At the cost of others
Public protests are part of our rights but they can’t involve collateral damage like destruction of public property.india Updated: May 15, 2013 23:13 IST
Vandalising buildings, burning vehicles, digging up cricket pitches — these are just some of the collateral damage caused by public protests. Whether it is a political protest or a disruption by some organisation or the other, those in the crowd invariably seem to take out their anger on public property. In the recent violence in Rohtak, Haryana and in Villupuram in Tamil Nadu, protestors damaged public property worth crores of rupees and disrupted normal life in order to make their grievances heard. Tensions in Karontha village in Rohtak over the ownership of the Satlok Ashram turned violent when police stopped agitating members of the Arya Prathinidhi Sabha from entering the ashram. In the ensuing violence three people were killed and hundreds were injured. Public transport vehicles were torched in addition to traffic on roads being blocked. Similarly, the protests by the PMK in Tamil Nadu claimed three lives, saw more than 800 vehicles damaged, two bridges damaged by explosives and more than 150 trees felled or torched. People have every right to protest but they have no right to become violent or inflict damage on public or private property.
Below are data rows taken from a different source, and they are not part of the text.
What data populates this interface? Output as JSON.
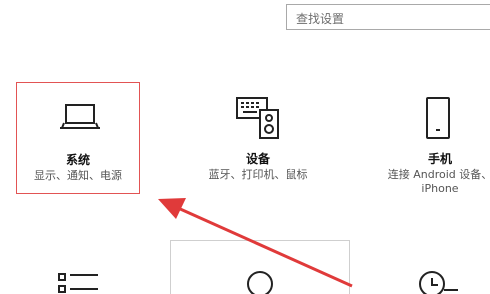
{
  "search": {
    "placeholder": "查找设置"
  },
  "tiles": [
    {
      "title": "系统",
      "subtitle": "显示、通知、电源",
      "icon": "laptop-icon"
    },
    {
      "title": "设备",
      "subtitle": "蓝牙、打印机、鼠标",
      "icon": "devices-icon"
    },
    {
      "title": "手机",
      "subtitle_line1": "连接 Android 设备、",
      "subtitle_line2": "iPhone",
      "icon": "phone-icon"
    }
  ],
  "row2_icons": [
    "apps-list-icon",
    "accounts-icon",
    "time-language-icon"
  ],
  "colors": {
    "accent": "#e25353",
    "selection_border": "#e25353",
    "arrow": "#e03a3a"
  }
}
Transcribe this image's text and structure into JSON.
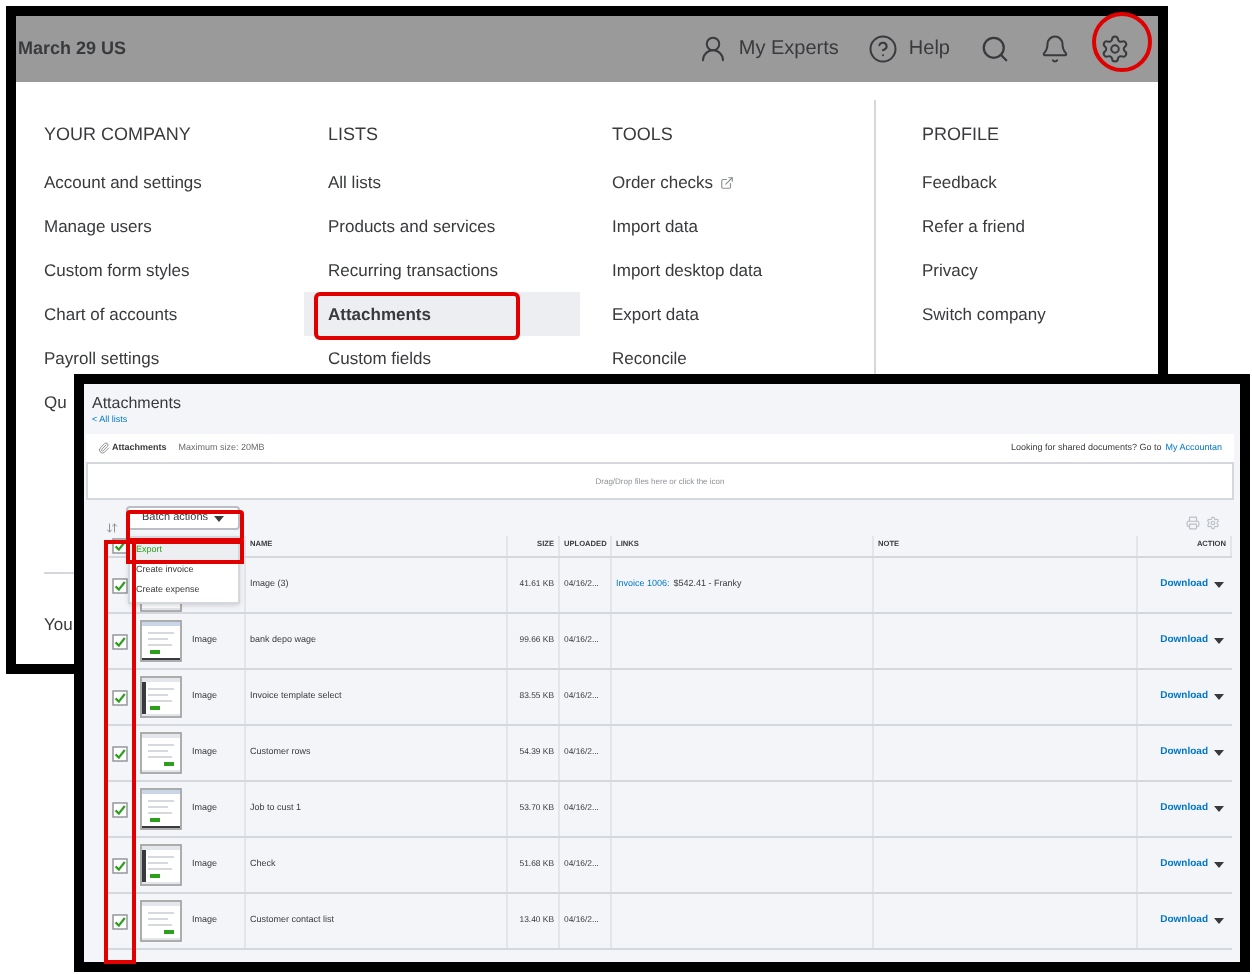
{
  "top_bar": {
    "company": "March 29 US",
    "items": [
      {
        "kind": "experts",
        "label": "My Experts"
      },
      {
        "kind": "help",
        "label": "Help"
      }
    ]
  },
  "menu": {
    "columns": [
      {
        "heading": "YOUR COMPANY",
        "items": [
          {
            "label": "Account and settings",
            "selected": false
          },
          {
            "label": "Manage users",
            "selected": false
          },
          {
            "label": "Custom form styles",
            "selected": false
          },
          {
            "label": "Chart of accounts",
            "selected": false
          },
          {
            "label": "Payroll settings",
            "selected": false
          },
          {
            "label": "Qu",
            "selected": false
          }
        ],
        "footer": "You"
      },
      {
        "heading": "LISTS",
        "items": [
          {
            "label": "All lists",
            "selected": false
          },
          {
            "label": "Products and services",
            "selected": false
          },
          {
            "label": "Recurring transactions",
            "selected": false
          },
          {
            "label": "Attachments",
            "selected": true
          },
          {
            "label": "Custom fields",
            "selected": false
          }
        ]
      },
      {
        "heading": "TOOLS",
        "items": [
          {
            "label": "Order checks",
            "selected": false,
            "external": true
          },
          {
            "label": "Import data",
            "selected": false
          },
          {
            "label": "Import desktop data",
            "selected": false
          },
          {
            "label": "Export data",
            "selected": false
          },
          {
            "label": "Reconcile",
            "selected": false
          }
        ]
      },
      {
        "heading": "PROFILE",
        "items": [
          {
            "label": "Feedback",
            "selected": false
          },
          {
            "label": "Refer a friend",
            "selected": false
          },
          {
            "label": "Privacy",
            "selected": false
          },
          {
            "label": "Switch company",
            "selected": false
          }
        ]
      }
    ]
  },
  "attachments": {
    "title": "Attachments",
    "back_link": "< All lists",
    "upload_label": "Attachments",
    "max_size": "Maximum size: 20MB",
    "shared_prompt": "Looking for shared documents? Go to",
    "shared_link": "My Accountan",
    "dropzone": "Drag/Drop files here or click the icon",
    "batch_button": "Batch actions",
    "batch_menu": [
      {
        "label": "Export",
        "selected": true
      },
      {
        "label": "Create invoice",
        "selected": false
      },
      {
        "label": "Create expense",
        "selected": false
      }
    ],
    "all_checked": true,
    "columns": [
      "NAME",
      "SIZE",
      "UPLOADED",
      "LINKS",
      "NOTE",
      "ACTION"
    ],
    "rows": [
      {
        "checked": true,
        "name": "Image (3)",
        "size": "41.61 KB",
        "uploaded": "04/16/2...",
        "link": "Invoice 1006:",
        "link_detail": "$542.41 - Franky",
        "action": "Download"
      },
      {
        "checked": true,
        "type": "Image",
        "name": "bank depo wage",
        "size": "99.66 KB",
        "uploaded": "04/16/2...",
        "action": "Download"
      },
      {
        "checked": true,
        "type": "Image",
        "name": "Invoice template select",
        "size": "83.55 KB",
        "uploaded": "04/16/2...",
        "action": "Download"
      },
      {
        "checked": true,
        "type": "Image",
        "name": "Customer rows",
        "size": "54.39 KB",
        "uploaded": "04/16/2...",
        "action": "Download"
      },
      {
        "checked": true,
        "type": "Image",
        "name": "Job to cust 1",
        "size": "53.70 KB",
        "uploaded": "04/16/2...",
        "action": "Download"
      },
      {
        "checked": true,
        "type": "Image",
        "name": "Check",
        "size": "51.68 KB",
        "uploaded": "04/16/2...",
        "action": "Download"
      },
      {
        "checked": true,
        "type": "Image",
        "name": "Customer contact list",
        "size": "13.40 KB",
        "uploaded": "04/16/2...",
        "action": "Download"
      }
    ]
  }
}
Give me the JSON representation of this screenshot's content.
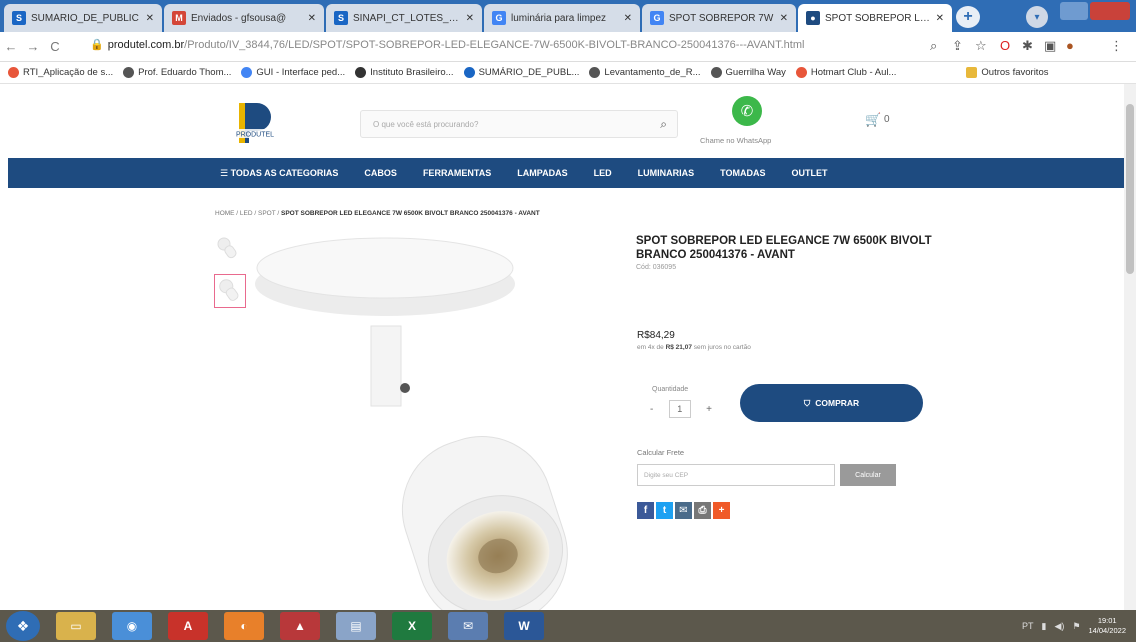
{
  "browser": {
    "tabs": [
      {
        "label": "SUMÁRIO_DE_PUBLIC",
        "fav": "S",
        "color": "#1a66c4"
      },
      {
        "label": "Enviados - gfsousa@",
        "fav": "M",
        "color": "#d44638"
      },
      {
        "label": "SINAPI_CT_LOTES_FOR",
        "fav": "S",
        "color": "#1a66c4"
      },
      {
        "label": "luminária para limpez",
        "fav": "G",
        "color": "#4285f4"
      },
      {
        "label": "SPOT SOBREPOR 7W",
        "fav": "G",
        "color": "#4285f4"
      },
      {
        "label": "SPOT SOBREPOR LED",
        "fav": "●",
        "color": "#1e4b80"
      }
    ],
    "url_domain": "produtel.com.br",
    "url_path": "/Produto/IV_3844,76/LED/SPOT/SPOT-SOBREPOR-LED-ELEGANCE-7W-6500K-BIVOLT-BRANCO-250041376---AVANT.html",
    "bookmarks": [
      {
        "label": "RTI_Aplicação de s...",
        "color": "#e8563a"
      },
      {
        "label": "Prof. Eduardo Thom...",
        "color": "#555"
      },
      {
        "label": "GUI - Interface ped...",
        "color": "#4285f4"
      },
      {
        "label": "Instituto Brasileiro...",
        "color": "#333"
      },
      {
        "label": "SUMÁRIO_DE_PUBL...",
        "color": "#1a66c4"
      },
      {
        "label": "Levantamento_de_R...",
        "color": "#555"
      },
      {
        "label": "Guerrilha Way",
        "color": "#555"
      },
      {
        "label": "Hotmart Club - Aul...",
        "color": "#e8563a"
      },
      {
        "label": "Outros favoritos",
        "color": "#e8b83a"
      }
    ]
  },
  "header": {
    "logo_text": "PRODUTEL",
    "search_placeholder": "O que você está procurando?",
    "whatsapp_label": "Chame no WhatsApp",
    "cart_count": "0"
  },
  "menu": [
    "☰  TODAS AS CATEGORIAS",
    "CABOS",
    "FERRAMENTAS",
    "LAMPADAS",
    "LED",
    "LUMINARIAS",
    "TOMADAS",
    "OUTLET"
  ],
  "breadcrumb": {
    "path": "HOME / LED / SPOT /",
    "current": "SPOT SOBREPOR LED ELEGANCE 7W 6500K BIVOLT BRANCO 250041376 - AVANT"
  },
  "product": {
    "title": "SPOT SOBREPOR LED ELEGANCE 7W 6500K BIVOLT BRANCO 250041376 - AVANT",
    "code": "Cód: 036095",
    "price": "R$84,29",
    "installments_prefix": "em 4x de",
    "installments_value": "R$ 21,07",
    "installments_suffix": "sem juros no cartão",
    "quantity_label": "Quantidade",
    "quantity": "1",
    "buy_label": "COMPRAR",
    "shipping_label": "Calcular Frete",
    "shipping_placeholder": "Digite seu CEP",
    "shipping_button": "Calcular"
  },
  "taskbar": {
    "time": "19:01",
    "date": "14/04/2022"
  }
}
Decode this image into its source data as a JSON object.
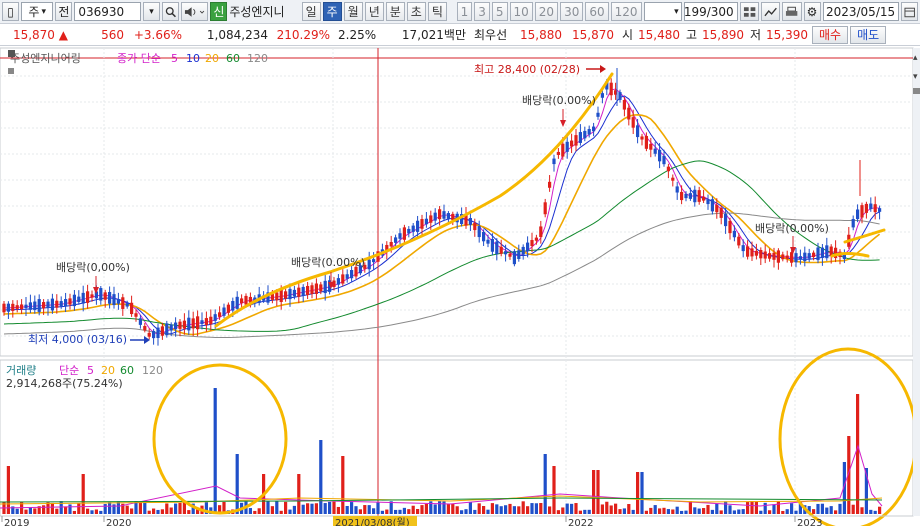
{
  "toolbar": {
    "market": "주",
    "prefix_label": "전",
    "code": "036930",
    "sin_badge": "신",
    "stock_name": "주성엔지니",
    "periods": [
      "일",
      "주",
      "월",
      "년",
      "분",
      "초",
      "틱"
    ],
    "active_period": "주",
    "intervals": [
      "1",
      "3",
      "5",
      "10",
      "20",
      "30",
      "60",
      "120"
    ],
    "range": "199/300",
    "date": "2023/05/15"
  },
  "quote": {
    "price": "15,870",
    "change_arrow": "▲",
    "change": "560",
    "change_pct": "+3.66%",
    "volume": "1,084,234",
    "volume_ratio": "210.29%",
    "turnover": "2.25%",
    "amount": "17,021백만",
    "best_bid_label": "최우선",
    "best_ask": "15,880",
    "best_bid": "15,870",
    "open_label": "시",
    "open": "15,480",
    "high_label": "고",
    "high": "15,890",
    "low_label": "저",
    "low": "15,390",
    "buy_label": "매수",
    "sell_label": "매도"
  },
  "price_panel": {
    "legend_name": "주성엔지니어링",
    "legend_ma": "종가 단순",
    "ma_periods": [
      "5",
      "10",
      "20",
      "60",
      "120"
    ],
    "ma_colors": [
      "#d21fc9",
      "#1a2fd0",
      "#f0a800",
      "#138a2e",
      "#8a8a8a"
    ],
    "annotations": {
      "high": "최고 28,400 (02/28)",
      "low": "최저 4,000 (03/16)",
      "dividend": "배당락(0.00%)",
      "dividend_1": "배당락(0,00%)",
      "dividend_4": "배당락(0,00%)"
    }
  },
  "volume_panel": {
    "legend_name": "거래량",
    "legend_ma": "단순",
    "ma_periods": [
      "5",
      "20",
      "60",
      "120"
    ],
    "value": "2,914,268주(75.24%)"
  },
  "x_axis": {
    "labels": [
      "2019",
      "2020",
      "2021/03/08(월)",
      "2022",
      "2023"
    ]
  },
  "colors": {
    "up": "#e0201a",
    "down": "#1f4fc9",
    "highlight": "#f6b800",
    "cursor": "#d6202a"
  }
}
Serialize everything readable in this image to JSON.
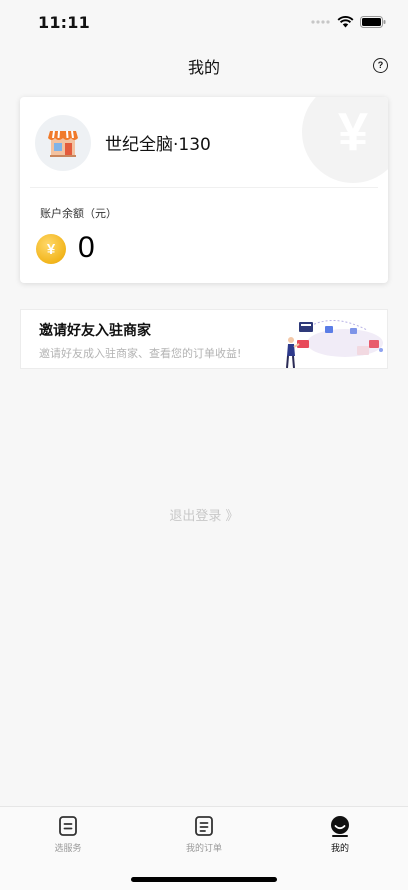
{
  "status_bar": {
    "time": "11:11",
    "icons": [
      "signal-dots-icon",
      "wifi-icon",
      "battery-icon"
    ]
  },
  "nav": {
    "title": "我的",
    "help_icon": "question-circle-icon",
    "help_glyph": "?"
  },
  "account_card": {
    "shop_name": "世纪全脑·130",
    "avatar_icon": "storefront-icon",
    "watermark_icon": "yen-icon",
    "watermark_glyph": "¥",
    "balance_label": "账户余额（元）",
    "balance_value": "0",
    "coin_icon": "gold-coin-icon",
    "coin_glyph": "¥"
  },
  "invite_banner": {
    "title": "邀请好友入驻商家",
    "subtitle": "邀请好友成入驻商家、查看您的订单收益!",
    "illustration": "invite-illustration"
  },
  "logout": {
    "label": "退出登录 》"
  },
  "tab_bar": {
    "items": [
      {
        "label": "选服务",
        "icon": "service-list-icon",
        "active": false
      },
      {
        "label": "我的订单",
        "icon": "orders-icon",
        "active": false
      },
      {
        "label": "我的",
        "icon": "profile-icon",
        "active": true
      }
    ]
  },
  "colors": {
    "background": "#f7f7f7",
    "card": "#ffffff",
    "coin_gold": "#f2b51c",
    "muted_text": "#b3b3b3",
    "active_tab": "#111111",
    "inactive_tab": "#9a9a9a"
  }
}
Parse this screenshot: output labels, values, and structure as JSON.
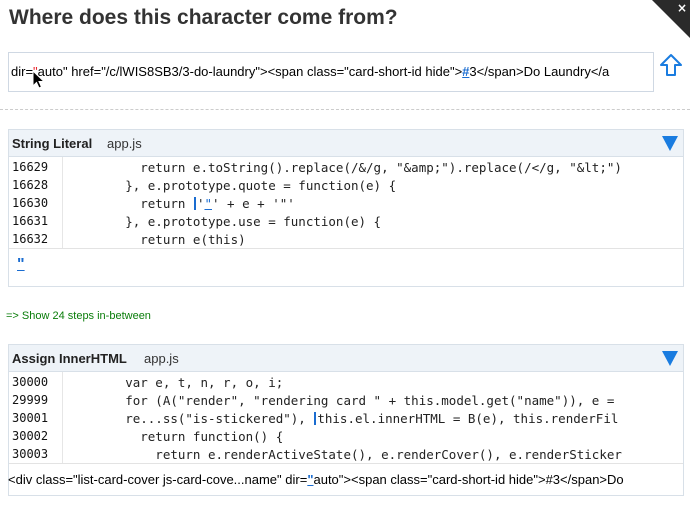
{
  "title": "Where does this character come from?",
  "close_icon": "×",
  "html_bar": {
    "before": "dir=",
    "quote": "\"",
    "mid": "auto\" href=\"/c/lWIS8SB3/3-do-laundry\"><span class=\"card-short-id hide\">",
    "hash": "#",
    "after": "3</span>Do Laundry</a"
  },
  "panel1": {
    "title": "String Literal",
    "file": "app.js",
    "lines": [
      {
        "no": "16629",
        "code": "          return e.toString().replace(/&/g, \"&amp;\").replace(/</g, \"&lt;\")"
      },
      {
        "no": "16628",
        "code": "        }, e.prototype.quote = function(e) {"
      },
      {
        "no": "16630",
        "pre": "          return ",
        "quote_pre": "'",
        "quote_hl": "\"",
        "post": "' + e + '\"'"
      },
      {
        "no": "16631",
        "code": "        }, e.prototype.use = function(e) {"
      },
      {
        "no": "16632",
        "code": "          return e(this)"
      }
    ],
    "value": "\""
  },
  "steps_link": "=> Show 24 steps in-between",
  "panel2": {
    "title": "Assign InnerHTML",
    "file": "app.js",
    "lines": [
      {
        "no": "30000",
        "code": "        var e, t, n, r, o, i;"
      },
      {
        "no": "29999",
        "code": "        for (A(\"render\", \"rendering card \" + this.model.get(\"name\")), e ="
      },
      {
        "no": "30001",
        "pre": "        re...ss(\"is-stickered\"), ",
        "post": "this.el.innerHTML = B(e), this.renderFil"
      },
      {
        "no": "30002",
        "code": "          return function() {"
      },
      {
        "no": "30003",
        "code": "            return e.renderActiveState(), e.renderCover(), e.renderSticker"
      }
    ]
  },
  "inner_html": {
    "before": "<div class=\"list-card-cover js-card-cove...name\" dir=",
    "quote": "\"",
    "after": "auto\"><span class=\"card-short-id hide\">#3</span>Do"
  },
  "colors": {
    "accent": "#1a7ce0",
    "highlight_red": "#e8232b",
    "steps_green": "#0a7d0a",
    "panel_header": "#eef3f8"
  },
  "icons": {
    "close": "close-icon",
    "upload": "arrow-up-icon",
    "collapse": "triangle-down-icon",
    "cursor": "mouse-pointer-icon"
  }
}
In the agitation for a Telangana state, for example, vandals went berserk destroying property and preventing people reaching their workplaces and students from attending colleges and schools. There is a long list of such destructive protests ranging from the ones against so-called offensive paintings and books to caste agitations like the one involving the Gujjars and Meenas in Rajasthan. The miscreants have been able to get away with this as it is difficult to pinpoint the blame when the violence and destruction is carried out by those in a crowd. The right to freedom of expression is inviolable but then so is the right to livelihood, education and safety of one’s person and property. Protest cannot be considered a licence to arson, violence and loot as seems to be the case now.
While political parties and other groups are quick to highlight the deplorable condition of public transport and other public services, they are also the first to encourage their supporters to vandalise them. Those found destroying public property must be made to pay punitive fines or jailed depending on the gravity of the offence. For any protest to serve its purpose, it should first abide by the rules and not indulge in a free-for-all at the cost of public peace.